Bruno Bozzetto in California
«insegna» ai maestri della Disney

di Camilla Bianchi

Bruno Bozzetto è felice come un bambino nel paese dei balocchi. In questi giorni è stato in California su invito di John Lasseter, il capo della Pixar e della Walt Disney, il numero uno al mondo dell'animazione.

di Camilla Bianchi

Bruno Bozzetto è felice come un bambino nel paese dei balocchi. In questi
giorni è stato in California su invito di John Lasseter, il capo della Pixar e della Walt Disney, il numero uno al mondo dell'animazione. «Mi hanno chiesto di venire alla Pixar di San Francisco e alla Disney, a Los Angeles,
per presentare i miei cortometraggi e incontrare gli animatori. Ho parlato
con loro del mio lavoro, ho visitato gli archivi e ho conosciuto la figlia
di Walt Disney che mi ha raccontato la storia del padre», spiega il papà
del Signor Rossi, colpito dall'accoglienza dei colleghi americani e incredulo
per tanta attenzione nei suoi confronti.

Altri animatori europei hanno partecipato alla trasferta americana?
«No, hanno invitato solo me, ma l'occasione di visitare la Pixar era troppo ghiotta e quindi i miei figli mi hanno seguito. Con noi sono venuti anche un socio dello studio, lo storico del cinema di animazione Federico Fiecconi e Corrado Colleoni, disegnatore e illustratore bergamasco».

Come l'hanno accolta i colleghi statunitensi?
«Alla Pixar hanno proiettato i miei film, poi Lasseter mi ha presentato sul palco e ha moderato un incontro con animatori e spettatori. Stessa cosa alla Disney, dove sono venuti i più grandi animatori del momento e con loro abbiamo discusso a lungo, trascorrendo un'intera giornata insieme».

Che film si è portato in America?
«Cinque o sei cortometraggi, purtroppo ho dovuto fare una scelta. Self service, un film di 45 anni fa che ho scelto perché Lasseter due mesi fa a Milano mi aveva detto che se lo ricordava e gli era molto piaciuto. È un corto sullo sfruttamento del corpo umano da parte degli insetti, come noi sfruttiamo la terra estraendo il petrolio così le zanzare estraggono il sangue dall'uomo. Poi Cavallette, e Rapsodeus, uno dei film fatti con mio figlio Fabio e Diego Zucchi poco tempo fa».
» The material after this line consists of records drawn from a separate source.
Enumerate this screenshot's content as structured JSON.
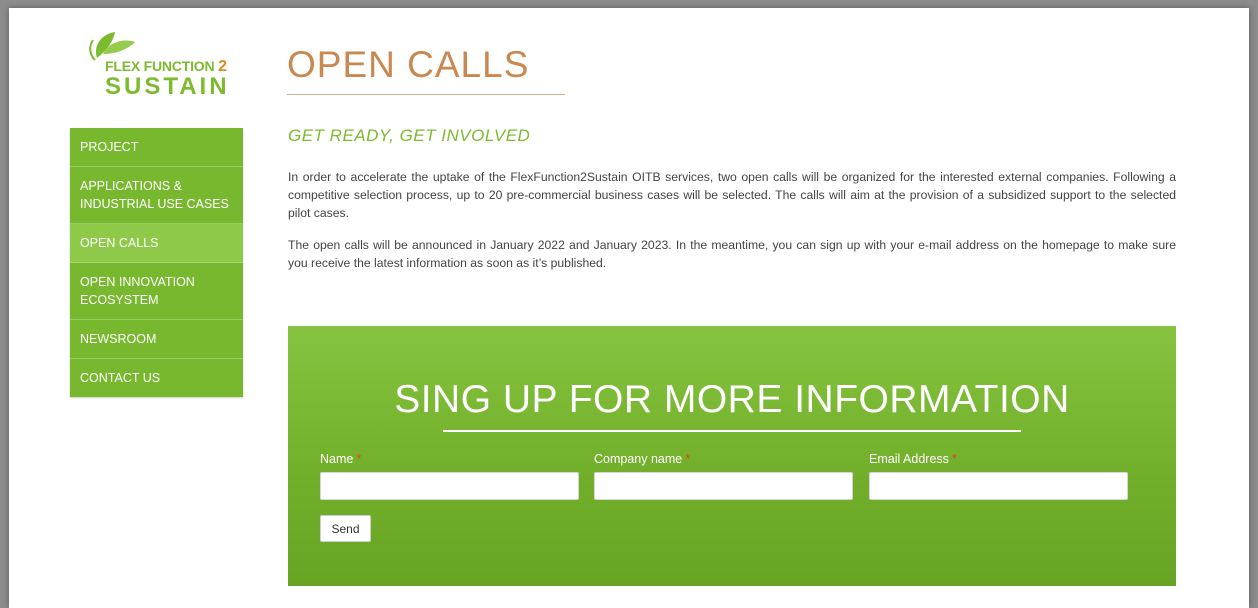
{
  "logo": {
    "line1": "FLEX FUNCTION",
    "line1_num": "2",
    "line2": "SUSTAIN"
  },
  "sidebar": {
    "items": [
      {
        "label": "PROJECT"
      },
      {
        "label": "APPLICATIONS & INDUSTRIAL USE CASES"
      },
      {
        "label": "OPEN CALLS",
        "active": true
      },
      {
        "label": "OPEN INNOVATION ECOSYSTEM"
      },
      {
        "label": "NEWSROOM"
      },
      {
        "label": "CONTACT US"
      }
    ]
  },
  "main": {
    "title": "OPEN CALLS",
    "subtitle": "GET READY, GET INVOLVED",
    "paragraph1": "In order to accelerate the uptake of the FlexFunction2Sustain OITB services, two open calls will be organized for the interested external companies. Following a competitive selection process, up to 20 pre-commercial business cases will be selected. The calls will aim at the provision of a subsidized support to the selected pilot cases.",
    "paragraph2": "The open calls will be announced in January 2022 and January 2023. In the meantime, you can sign up with your e-mail address on the homepage to make sure you receive the latest information as soon as it’s published."
  },
  "signup": {
    "title": "SING UP FOR MORE INFORMATION",
    "fields": [
      {
        "label": "Name",
        "required_mark": "*",
        "value": ""
      },
      {
        "label": "Company name",
        "required_mark": "*",
        "value": ""
      },
      {
        "label": "Email Address",
        "required_mark": "*",
        "value": ""
      }
    ],
    "send_label": "Send"
  },
  "colors": {
    "brand_green": "#78b82f",
    "title_orange": "#c9884f",
    "required_red": "#e8441e"
  }
}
Un confronto tra due mondi diversi. C'è realmente un oceano tra i cartoonisti europei e quelli americani?
«Non c'è un solo oceano, ce ne sono cinque o sei. È letteralmente un altro mondo, non tanto dal punto di vista artistico ma soprattutto industriale, organizzativo e produttivo. Loro hanno un'altra mentalità; siamo stati anche alla Dreamworks dove lavorano a cinque film contemporaneamente. La diversità assoluta tra l'Italia e gli Stati Uniti, tra i nostri studi e i loro, sta nella capacità di avere una produzione continuativa, cosa che da noi non avviene, perché i produttori di disegni animati praticamente non esistono. Lasciamo perdere poi la differenza dovuta ai soldi, qui ci sono studi grandi come una città, con campi da tennis, piscine riscaldate, bar, ristoranti. Dal punto di vista creativo quello che mi ha colpito è il fatto che mi abbiano invitato e che io possa essere così interessante per loro».

Non faccia il modesto, è un riconoscimento importante alle sue doti creative.
«Sì, e me ne stupisco. Loro sono in  vetta, io a fondovalle: non riesco proprio a vedere punti in comune. Ma sembra che io li abbia ispirati per il tipo di storie che ho raccontato e per il mio umorismo. Probabilmente il punto in comune tra noi è proprio questo; mi fa molto piacere e al tempo stesso mi sorprende. Sono di fronte a dei giganti e fatico a capire cosa li possa tanto incuriosire. Eppure tutti mi dicono che da ragazzi hanno visto i miei film e che sono stati colpiti dal mio lavoro. Una gran bella soddisfazione».

C'è la possibilità di collaborazioni future con gli americani?
«Io non la prendo in considerazione, perché alla mia età mi considero in pensione, non ho progetti di questo genere. Per fare qualcosa con loro bisogna essere qui e lavorare insieme giorno per giorno. Stando in Italia non vedo, sinceramente, molte possibilità».

Insomma, un premio alla carriera e la cosa finisce qui?
«Direi di sì, è stato molto bello entrare in contatto con loro. La Disney ci ha mostrato tutti gli archivi, abbiamo potuto vedere una parte dei 65 milioni di disegni conservati. Gli originali di Pinocchio, di Fantasia, di Biancaneve, i bozzetti, i fondali. Abbiamo visto come lavorano e come archiviano il materiale. È stato bellissimo».